Addressing power imbalances in CBA to enhance locally-led climate action

This year, reflecting requests of the CBA community, we’re introducing a fifth theme: decolonising climate action.

It will include sessions that explore climate colonialism – the processes through which the unjust legacies, racism and systemic exclusion established by colonialism are maintained by the actions or inactions of former colonial countries. The theme will explore where it comes from and ingrained narratives and stories that can challenge the systems that slow progress.

The sessions will draw on the expertise and lived experiences of our partners including Care and Slum Dwellers International. These organisations are exploring how to mobilise finance and influence government decision-making through locally-driven knowledge gathering and fundraising. Both organisations are exploring decolonising approaches and ways to shift power in adaptation and development.
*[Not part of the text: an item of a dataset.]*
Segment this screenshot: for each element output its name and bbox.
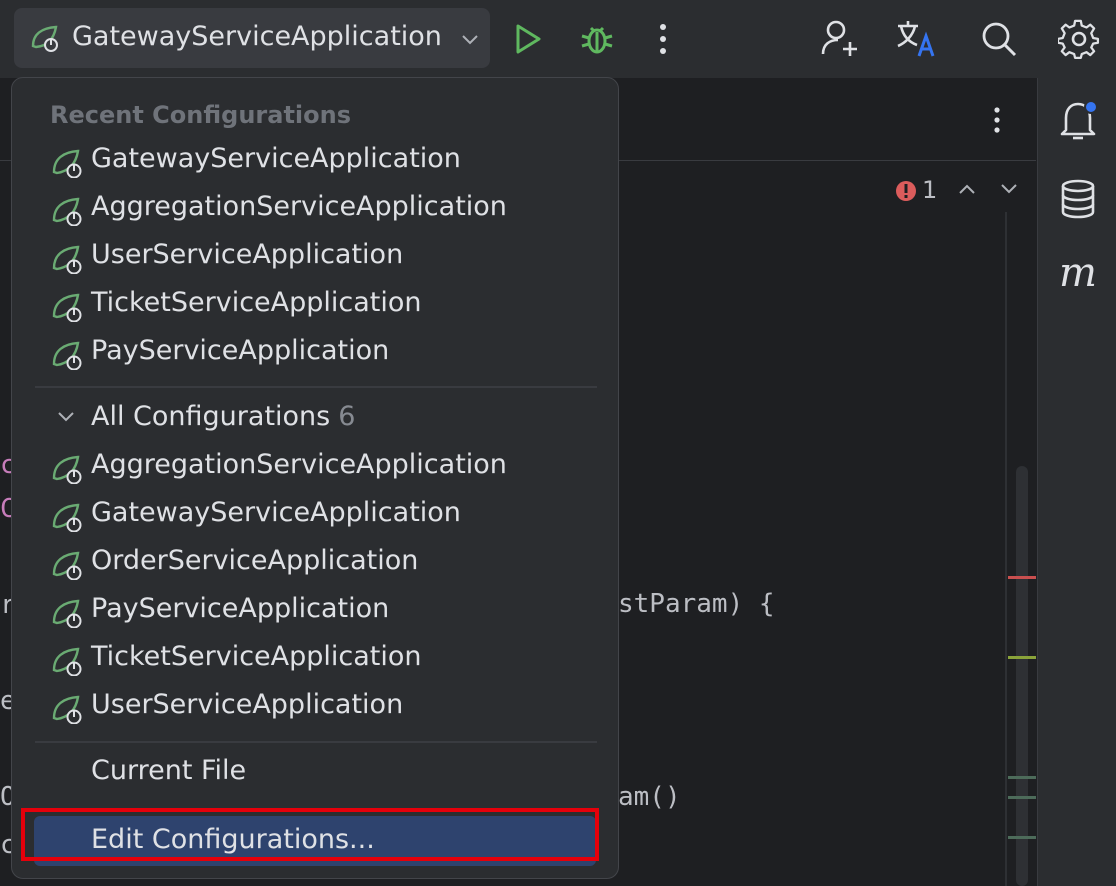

We need to engage in uncomfortable conversations to name what is not working and to define accountability and responsibility measures, so we can, collectively, change the status quo.

As a CBA community of practice, we must challenge ourselves to consider how we continue to learn and dismantle colonial legacies that continue to undermine progressive climate action due to power imbalances. Exploring our own failings can be uncomfortable – but discomfort is a motivator for deep reflection and the catalyst for seeking support from likeminded colleagues and collaborators to explore new equitable approaches to addressing climate and development challenges.

Our hope is that by bringing together practitioners, activists, funders, researchers, INGOs and donors, we will bring new insights to the surface while challenging our own assumptions and ways of working.

Discomfort can also reinvigorate the drive for change. We’ll collect the key messages from all five themes and use them to shape the way we talk to donors and those who continue to hold power in the adaptation landscape.

CBA17 will be a platform for practitioners with deep experience to articulate their perspectives, which the broader community of practice, especially global South organisations, can amplify in spaces where the powerful continue to meet – such as international climate and biodiversity negotiations, the Adaptation Futures and Gobeshona conferences, and in their own discussions with donors and NGOs.